If you fancy a dip in the sea around Gáldar you need only to throw a dice. You are sure to roll a lucky number. You can’t roll a wrong number, because just off the main road there is a shoreline packed with small enclaves with the aromas of the seaside all along the north coast of Gran Canaria.
Such places include Caleta de Arriba, El Agujero, Dos Roques, La Furnia, Punta de Gáldar, Sardina… together making up a complete itinerary of coastal locations scattered all over the map, here to offer you a splash in the sea.
The whole coast around the municipality is dotted with charming spots looking out over the sea. None of these tiny beaches ever gets busy, so peace and quiet is the norm around here. There might be a few more or a few less depending on the time of year, but the coves around the north live life at a leisurely pace.
In the eyes of fans of 'hidden away spots', the Gáldar coastline has a particular charm, a seal of its own. The Atlantic Ocean comes right to the door step, making life enjoyable for fishermen and surfers alike, because the sea around here definitely leaves its mark.
But no need to worry, safe bathing is guaranteed. Defences and protective walls have been built to allow for bathing. There are natural pools and protected coves that provide fun for those in search of peace and quiet.
The human landscape along these beaches doesn’t change, it stays the same from generation to generation. Kids have old fashioned fun, diving in and out of the waters surrounded by old seamen’s equipment that are a reminder of old professions that have gradually fallen by the wayside, along with the ice cream seller who is also swimming against the modern economic tide. He moves around the coves one by one, announcing his arrival with a blow of his sea shell, just like the early Canarians did five centuries ago. The seller carries a cold box full of quaint "Bakokas" ice-creams around with him, which are nothing like 'everyday' ice-creams, and which can be bought for just over a euro each.
And that’s how it is, the simple life. There is no other programme for our day on the beach along the coast of Gáldar, surrounded as we are by seamen’s houses, on quiet beaches, and proper ice-creams, alongside other quiet bathers, all going for a splash in slow motion.
Heritage and Culture by the seashore
The municipality of Gáldar is not just a place for sea bathing. The north of Gran Canaria is a must visit for anyone interested the island’s pre-Hispanic culture, and in its ancient traditions.

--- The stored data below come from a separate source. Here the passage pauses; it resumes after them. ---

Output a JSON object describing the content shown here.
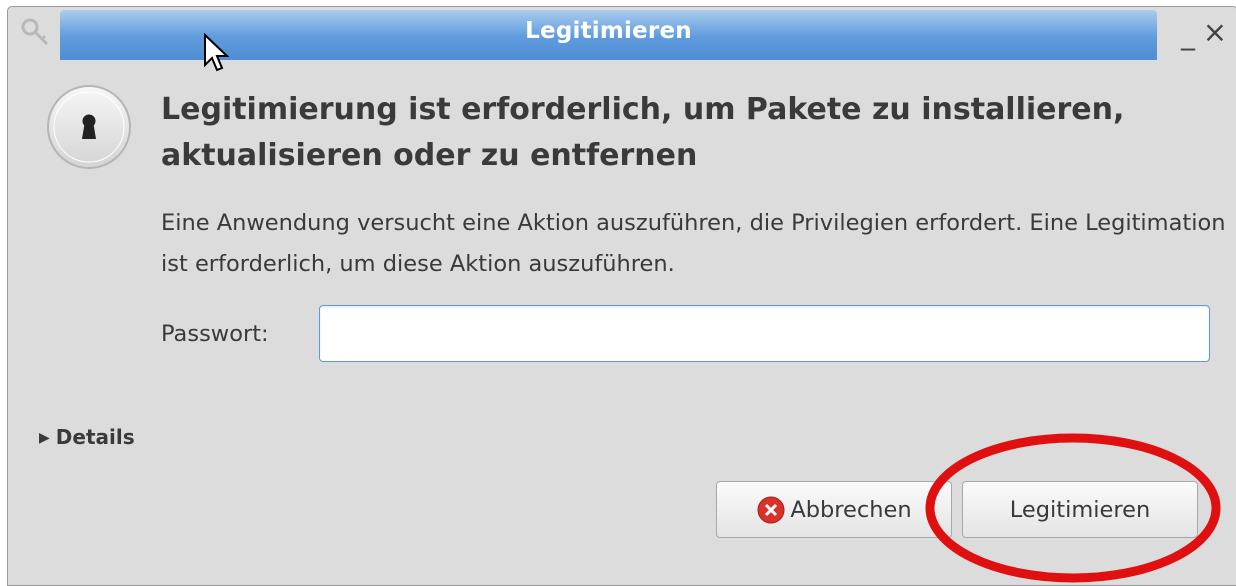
{
  "window": {
    "title": "Legitimieren",
    "minimize_glyph": "_",
    "close_glyph": "×"
  },
  "dialog": {
    "heading": "Legitimierung ist erforderlich, um Pakete zu installieren, aktualisieren oder zu entfernen",
    "description": "Eine Anwendung versucht eine Aktion auszuführen, die Privilegien erfordert. Eine Legitimation ist erforderlich, um diese Aktion auszuführen.",
    "password_label": "Passwort:",
    "password_value": "",
    "details_label": "Details",
    "cancel_label": "Abbrechen",
    "authenticate_label": "Legitimieren"
  },
  "icons": {
    "app": "key-icon",
    "lock": "lock-icon",
    "cancel": "cancel-icon",
    "details_expander": "triangle-right-icon"
  },
  "colors": {
    "titlebar_accent": "#4f8ed5",
    "annotation_circle": "#e01010",
    "cancel_icon": "#d9322b"
  }
}
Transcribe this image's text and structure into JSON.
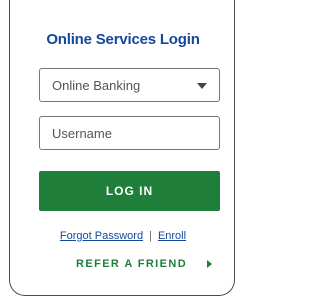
{
  "login": {
    "title": "Online Services Login",
    "service_select": {
      "selected": "Online Banking"
    },
    "username": {
      "placeholder": "Username",
      "value": ""
    },
    "login_button": "LOG IN",
    "forgot_password": "Forgot Password",
    "separator": "|",
    "enroll": "Enroll",
    "refer_friend": "REFER A FRIEND"
  },
  "colors": {
    "title": "#14489c",
    "button": "#1e7e3a",
    "refer": "#1e7e3a"
  }
}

They will find a number of points of interest, although of all its archaeological jewels the standout attractions are the Painted Cave, the Agujero Settlement, and the Necropolis of La Guancha, all of these key sites of the island’s prehistoric period.
The first of these, the Painted Cave Museum and Archaeological Park, will provide an entertaining tale of what life was like for the first inhabitants on the island. This is the premier site for the study of pre-Hispanic Gran Canaria and the tumultuous events that culminated in 1483 with its joining the Crown of Castile.
The Painted Cave is the finest and most complex example of indigenous wall painting in Gran Canaria, and the walk around the Settlement provides an insight into the organizational backbone of life for the community of the time. It occupies a substantial area where the original indigenous dwelling areas have been both recuperated and recreated.
The Necropolis of La Guancha corresponds to one of the highest concentrations of houses and burial mounds in this region of the island. Its original surface area would also have been quite a lot larger than the present day remains.
In Gáldar we can also visit the House-Museum of painter Antonio Padrón, one of the most unique artists of 20th century Spain. His museum showcases virtually all the work he did during his life.
The painter also left his mark outside the museum, with works such as the replica of the "Rayo Verde" that decorates the Fishermen's Viewpoint, on the way to Caleta de Arriba.
Other interesting buildings include the Church of Santiago de los Caballeros, the Town Hall Building, with its century-old dragon tree on the inside, considered to be the oldest on the island, the Casa Verde de Aguilar and the Casa del Capitán Quesada.